Monday, August 4, 2008

Propellers of Inspiration

My fan is very old. It may be from the 1960s or 50s, or earlier. Where modern fans employ elaborate grates to keep even a pen from reaching through to the moving blades, my fan has only four squiggly metal abstractions of protectors. The squiggles seem intended to suggest the motion (which one can't quite see while the fan is on--which is whenever I'm home, in the summer) of the blades behind them. Having been bred on modern fans, it now appears inevitable that at some point I would misinterpret the interpretive protectors and injure myself on this machine designed to ease my discomfort. And this is precisely what I did, about five minutes ago, while trying to move the fan. (For anyone who thinks this post departs from the usual subjects of the blog, I would argue that, to the extent this blog has a subject, it is always, secretly, about me moving things around my apartment.) I sliced the tip of the middle finder on my left hand, which makes this post more difficult than any other post I've written.
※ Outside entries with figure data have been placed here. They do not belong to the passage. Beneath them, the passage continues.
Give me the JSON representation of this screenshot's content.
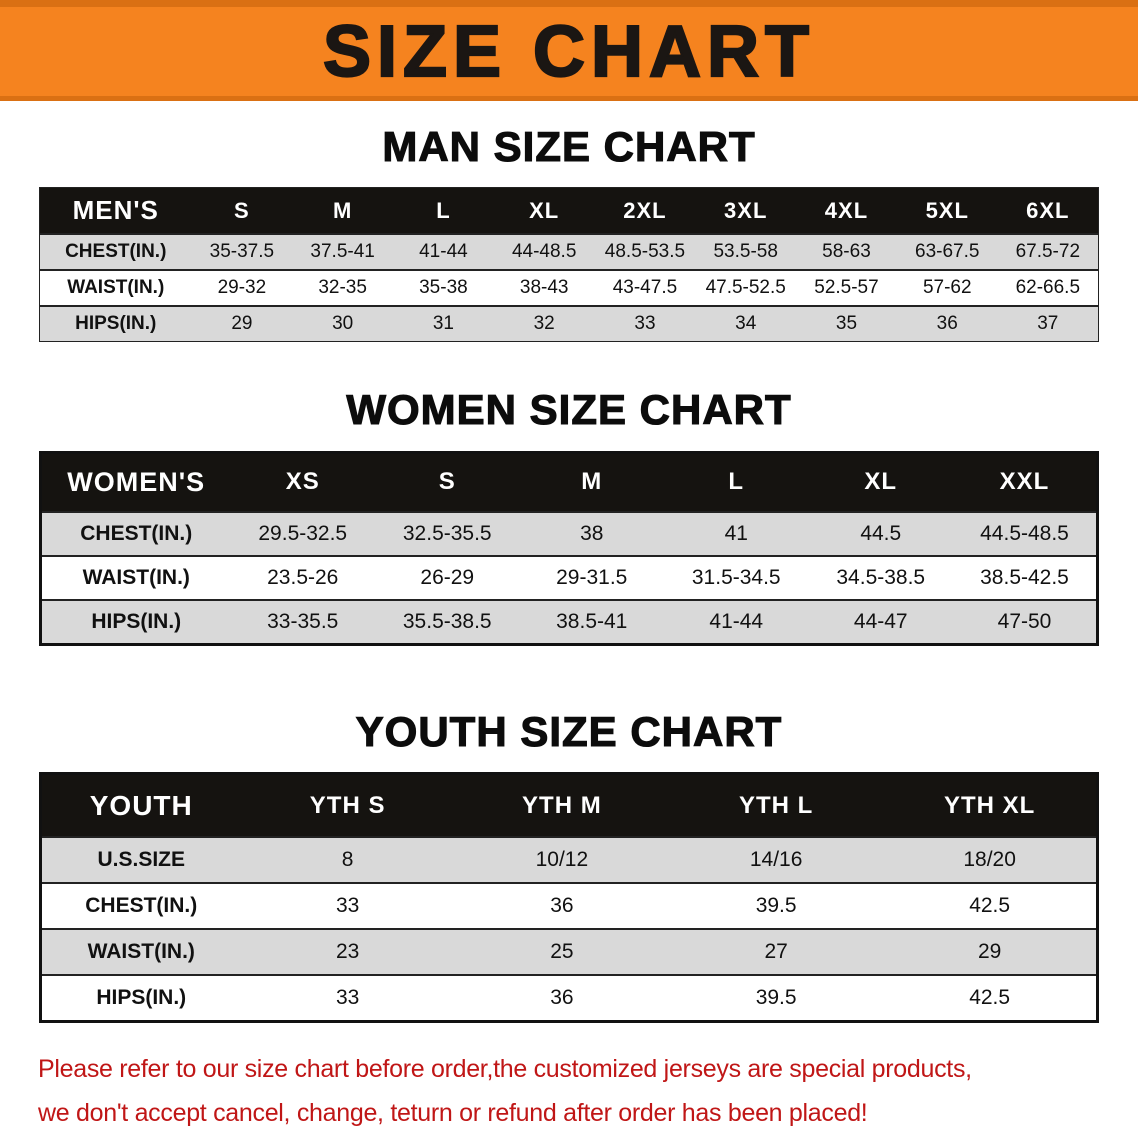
{
  "banner": {
    "title": "SIZE CHART"
  },
  "sections": [
    {
      "heading": "MAN SIZE CHART",
      "table": {
        "header": [
          "MEN'S",
          "S",
          "M",
          "L",
          "XL",
          "2XL",
          "3XL",
          "4XL",
          "5XL",
          "6XL"
        ],
        "rows": [
          [
            "CHEST(IN.)",
            "35-37.5",
            "37.5-41",
            "41-44",
            "44-48.5",
            "48.5-53.5",
            "53.5-58",
            "58-63",
            "63-67.5",
            "67.5-72"
          ],
          [
            "WAIST(IN.)",
            "29-32",
            "32-35",
            "35-38",
            "38-43",
            "43-47.5",
            "47.5-52.5",
            "52.5-57",
            "57-62",
            "62-66.5"
          ],
          [
            "HIPS(IN.)",
            "29",
            "30",
            "31",
            "32",
            "33",
            "34",
            "35",
            "36",
            "37"
          ]
        ]
      }
    },
    {
      "heading": "WOMEN SIZE CHART",
      "table": {
        "header": [
          "WOMEN'S",
          "XS",
          "S",
          "M",
          "L",
          "XL",
          "XXL"
        ],
        "rows": [
          [
            "CHEST(IN.)",
            "29.5-32.5",
            "32.5-35.5",
            "38",
            "41",
            "44.5",
            "44.5-48.5"
          ],
          [
            "WAIST(IN.)",
            "23.5-26",
            "26-29",
            "29-31.5",
            "31.5-34.5",
            "34.5-38.5",
            "38.5-42.5"
          ],
          [
            "HIPS(IN.)",
            "33-35.5",
            "35.5-38.5",
            "38.5-41",
            "41-44",
            "44-47",
            "47-50"
          ]
        ]
      }
    },
    {
      "heading": "YOUTH SIZE CHART",
      "table": {
        "header": [
          "YOUTH",
          "YTH S",
          "YTH M",
          "YTH L",
          "YTH XL"
        ],
        "rows": [
          [
            "U.S.SIZE",
            "8",
            "10/12",
            "14/16",
            "18/20"
          ],
          [
            "CHEST(IN.)",
            "33",
            "36",
            "39.5",
            "42.5"
          ],
          [
            "WAIST(IN.)",
            "23",
            "25",
            "27",
            "29"
          ],
          [
            "HIPS(IN.)",
            "33",
            "36",
            "39.5",
            "42.5"
          ]
        ]
      }
    }
  ],
  "footer": {
    "line1": "Please refer to our size chart before order,the customized jerseys are special products,",
    "line2": "we don't accept cancel, change, teturn or refund after order has been placed!"
  },
  "colors": {
    "banner_bg": "#f5831f",
    "banner_edge": "#da7013",
    "banner_text": "#1b1613",
    "header_bg": "#151310",
    "header_text": "#ffffff",
    "row_gray": "#d9d9d9",
    "line": "#222222",
    "notice_red": "#c01616"
  }
}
Needless to say, I did not turn the fan off before trying to move it.
A few days ago, I read in Bookforum that Nicholson Baker is coming out with a new book about the lead-up to World War II, how the war could have been avoided, and, in Baker's view, why it should have been. The book is called Human Smoke: The Beginnings of World War II, the End of Civilization. Put another way, Baker's book is about how our misreading (in his view) of certain signs lead to (in his view) an avoidable, mechanized shedding of human blood.
I had to read another book by Nicholson Baker for a writing class in my final year of college. To the extent that this blog has an initial inspiration, it is that class. The book was The Mezzanine, whose central theme (as much as it has one) is "the constancy of shine on the edges of moving objects," especially "propellers or desk fans." The narrator announces his obsession on the novel's very first page (in a footnote): "I love [how fans] will glint steadily in certain places in the grayness of their rotation; the curve of each fan blade picks up the light for an instant on the circuit and then hands it off to its successor."
I seem to stand at a strange intersection between these two books of Baker's. Hopefully my finger will not find itself at a similar intersection between the blades of my fan anytime soon.

1 comment:

Kaela said...

oh, you were definitely in only connect...me too. i thought so when i read the most recent entries.

your blog reminds me a bit of sebald. i'm glad i found it.